“Klopsh! Klopsh! Klopsh! Klopsh!” And now—now, with that nearing, splashing crescendo mingled other sounds: whistling and complaining of branches, upper branches, the sullen swish of lower boughs, through which a passage was being forced; a rattling of little twigs against.... What?
And not one—not one of the wet and weary girls dared yet even to name it to herself: “Wagon!”?
Then, suddenly, one of them was on her feet and out of the cabin, flash light in hand, in time to see a great, reeking farm horse, eyes rolling, jaws foaming, lip rolled back from the dauntless teeth, plunge forth from the mountain top spruces.

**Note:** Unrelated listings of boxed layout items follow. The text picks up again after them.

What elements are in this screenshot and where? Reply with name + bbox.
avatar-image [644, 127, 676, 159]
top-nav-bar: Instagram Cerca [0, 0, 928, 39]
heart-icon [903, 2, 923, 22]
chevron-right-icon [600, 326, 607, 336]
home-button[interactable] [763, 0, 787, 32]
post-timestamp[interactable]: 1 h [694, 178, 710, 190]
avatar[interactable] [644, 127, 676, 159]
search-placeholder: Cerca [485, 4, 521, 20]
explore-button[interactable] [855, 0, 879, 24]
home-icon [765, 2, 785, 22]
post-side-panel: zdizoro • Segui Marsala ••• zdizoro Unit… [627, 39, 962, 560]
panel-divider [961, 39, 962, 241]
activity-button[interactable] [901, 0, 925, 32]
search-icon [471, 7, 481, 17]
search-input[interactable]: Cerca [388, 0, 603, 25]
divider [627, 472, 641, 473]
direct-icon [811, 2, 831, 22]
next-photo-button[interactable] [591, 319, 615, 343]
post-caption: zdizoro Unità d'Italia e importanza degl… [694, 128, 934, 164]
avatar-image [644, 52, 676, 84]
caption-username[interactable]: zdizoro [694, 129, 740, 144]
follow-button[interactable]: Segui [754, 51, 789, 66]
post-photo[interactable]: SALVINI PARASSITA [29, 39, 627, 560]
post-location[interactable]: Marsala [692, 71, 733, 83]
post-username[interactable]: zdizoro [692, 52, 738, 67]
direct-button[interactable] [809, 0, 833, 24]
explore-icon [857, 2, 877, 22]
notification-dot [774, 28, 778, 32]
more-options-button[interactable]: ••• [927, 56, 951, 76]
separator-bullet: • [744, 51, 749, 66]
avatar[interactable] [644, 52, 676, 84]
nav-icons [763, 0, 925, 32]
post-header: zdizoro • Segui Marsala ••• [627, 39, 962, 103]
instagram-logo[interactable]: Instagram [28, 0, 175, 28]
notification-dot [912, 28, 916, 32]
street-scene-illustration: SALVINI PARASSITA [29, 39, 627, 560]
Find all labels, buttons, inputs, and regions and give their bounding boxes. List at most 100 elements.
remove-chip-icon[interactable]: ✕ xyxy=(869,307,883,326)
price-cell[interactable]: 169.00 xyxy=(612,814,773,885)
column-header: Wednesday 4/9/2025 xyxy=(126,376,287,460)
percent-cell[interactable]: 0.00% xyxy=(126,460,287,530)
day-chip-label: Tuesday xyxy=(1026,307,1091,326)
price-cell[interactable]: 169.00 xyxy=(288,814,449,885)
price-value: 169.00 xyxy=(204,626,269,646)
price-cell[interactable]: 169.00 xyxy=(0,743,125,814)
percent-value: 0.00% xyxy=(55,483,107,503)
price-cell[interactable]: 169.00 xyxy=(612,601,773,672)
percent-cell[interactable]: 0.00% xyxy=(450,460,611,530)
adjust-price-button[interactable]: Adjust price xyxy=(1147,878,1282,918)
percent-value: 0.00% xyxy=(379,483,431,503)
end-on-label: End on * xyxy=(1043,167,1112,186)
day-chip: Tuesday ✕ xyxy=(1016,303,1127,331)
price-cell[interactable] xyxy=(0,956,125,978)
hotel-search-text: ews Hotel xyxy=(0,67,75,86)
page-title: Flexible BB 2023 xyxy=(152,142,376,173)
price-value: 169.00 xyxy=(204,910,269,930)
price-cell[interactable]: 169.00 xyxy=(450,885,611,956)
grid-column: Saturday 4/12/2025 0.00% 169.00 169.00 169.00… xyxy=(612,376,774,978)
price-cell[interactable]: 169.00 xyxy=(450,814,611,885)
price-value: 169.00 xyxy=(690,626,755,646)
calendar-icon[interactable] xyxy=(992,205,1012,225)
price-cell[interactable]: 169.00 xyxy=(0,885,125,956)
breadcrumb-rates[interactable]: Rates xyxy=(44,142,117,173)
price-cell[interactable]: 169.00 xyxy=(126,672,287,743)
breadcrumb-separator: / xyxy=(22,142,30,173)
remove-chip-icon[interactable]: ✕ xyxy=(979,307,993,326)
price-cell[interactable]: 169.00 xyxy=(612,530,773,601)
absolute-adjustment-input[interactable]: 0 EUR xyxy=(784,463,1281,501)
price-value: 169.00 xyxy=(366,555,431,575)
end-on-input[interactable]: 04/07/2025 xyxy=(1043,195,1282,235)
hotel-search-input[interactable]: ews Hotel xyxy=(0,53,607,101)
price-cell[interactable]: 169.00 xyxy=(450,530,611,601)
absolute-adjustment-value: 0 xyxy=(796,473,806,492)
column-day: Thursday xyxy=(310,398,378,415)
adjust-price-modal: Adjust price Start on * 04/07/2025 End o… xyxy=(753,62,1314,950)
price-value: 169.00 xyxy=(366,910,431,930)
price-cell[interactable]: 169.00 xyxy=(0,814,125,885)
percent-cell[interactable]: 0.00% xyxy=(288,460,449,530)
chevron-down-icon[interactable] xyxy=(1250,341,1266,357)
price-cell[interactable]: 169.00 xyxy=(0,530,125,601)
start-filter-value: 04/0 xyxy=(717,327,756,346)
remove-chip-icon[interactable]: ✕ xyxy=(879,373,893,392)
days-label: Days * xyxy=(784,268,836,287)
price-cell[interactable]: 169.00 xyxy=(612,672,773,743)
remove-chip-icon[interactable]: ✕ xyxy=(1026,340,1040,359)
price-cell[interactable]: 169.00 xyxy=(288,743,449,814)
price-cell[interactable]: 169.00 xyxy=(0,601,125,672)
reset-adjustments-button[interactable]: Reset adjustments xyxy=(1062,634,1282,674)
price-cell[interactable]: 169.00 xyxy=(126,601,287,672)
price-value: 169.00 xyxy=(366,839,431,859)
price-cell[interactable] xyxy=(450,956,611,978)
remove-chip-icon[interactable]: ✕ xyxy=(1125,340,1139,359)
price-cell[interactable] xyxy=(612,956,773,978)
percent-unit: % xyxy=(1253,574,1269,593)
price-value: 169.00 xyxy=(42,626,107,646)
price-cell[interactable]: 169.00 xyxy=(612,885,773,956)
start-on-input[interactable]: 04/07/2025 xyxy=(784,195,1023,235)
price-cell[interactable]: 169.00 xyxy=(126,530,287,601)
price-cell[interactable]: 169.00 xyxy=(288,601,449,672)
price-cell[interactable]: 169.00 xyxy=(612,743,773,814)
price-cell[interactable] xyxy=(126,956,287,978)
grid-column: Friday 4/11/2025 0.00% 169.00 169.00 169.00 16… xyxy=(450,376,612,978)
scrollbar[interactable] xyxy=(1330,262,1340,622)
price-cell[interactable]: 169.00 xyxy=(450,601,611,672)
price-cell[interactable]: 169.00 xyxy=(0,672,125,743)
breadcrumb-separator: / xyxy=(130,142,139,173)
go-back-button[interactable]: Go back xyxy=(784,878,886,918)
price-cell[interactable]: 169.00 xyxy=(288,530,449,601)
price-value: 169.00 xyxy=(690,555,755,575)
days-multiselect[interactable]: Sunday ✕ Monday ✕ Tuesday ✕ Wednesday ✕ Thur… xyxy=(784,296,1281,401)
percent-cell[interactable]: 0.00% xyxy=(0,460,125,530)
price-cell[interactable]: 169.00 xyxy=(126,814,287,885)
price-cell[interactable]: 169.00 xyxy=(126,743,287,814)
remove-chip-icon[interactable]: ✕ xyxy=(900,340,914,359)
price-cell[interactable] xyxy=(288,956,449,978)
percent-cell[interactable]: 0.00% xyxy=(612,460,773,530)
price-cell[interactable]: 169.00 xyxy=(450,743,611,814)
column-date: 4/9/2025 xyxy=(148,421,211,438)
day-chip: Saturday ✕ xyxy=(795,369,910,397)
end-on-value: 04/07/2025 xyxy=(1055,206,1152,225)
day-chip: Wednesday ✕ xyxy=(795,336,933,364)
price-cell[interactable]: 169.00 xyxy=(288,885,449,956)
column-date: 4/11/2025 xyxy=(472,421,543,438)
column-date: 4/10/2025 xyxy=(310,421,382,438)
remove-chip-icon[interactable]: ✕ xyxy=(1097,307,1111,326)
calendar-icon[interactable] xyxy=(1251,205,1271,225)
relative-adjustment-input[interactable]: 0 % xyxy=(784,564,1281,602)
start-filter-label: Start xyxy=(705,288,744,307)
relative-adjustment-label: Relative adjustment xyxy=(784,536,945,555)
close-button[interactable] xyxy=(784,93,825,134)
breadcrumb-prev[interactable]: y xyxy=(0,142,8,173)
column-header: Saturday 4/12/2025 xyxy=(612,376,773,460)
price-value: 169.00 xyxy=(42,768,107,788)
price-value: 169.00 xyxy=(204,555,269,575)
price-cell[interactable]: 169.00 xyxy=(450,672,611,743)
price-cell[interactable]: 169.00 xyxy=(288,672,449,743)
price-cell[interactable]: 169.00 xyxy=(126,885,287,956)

Game leader, he was followed by a sweating, snorting wheel horse!
“Tandem,” gasped Pemrose Lorry—and reeled against a tree, which splashed her all Over.
“Well! I reckon this storm would make the Day o’ Judgment seem a Sunday School picnic, eh?” roared Donald Menzies, who managed the horse-farm for Mr. Grosvenor.
A giant figure, six-feet-four, in oilskins and sou’wester, he wavered before the girls’ eyes—a beatific vision.
“Pile in! Pile in!” he shouted. “Miss Una!... Where’s Miss Una?”
“I guess the rest of us might have dr-rowned before he’d have come all the way up the mountain—after—us,” pouted Dorothy. “Well! if we aren’t the princess, we’re lucky to come in on her innings. Girls! A great hay wagon—dry hay—a rubber covering to spread over us.... Talk of the seventh heaven!”
“I’d rather have this than—heaven.” Lura was creeping under that dark rubber blanket in among the fresh, sweet hay, so dry and warm.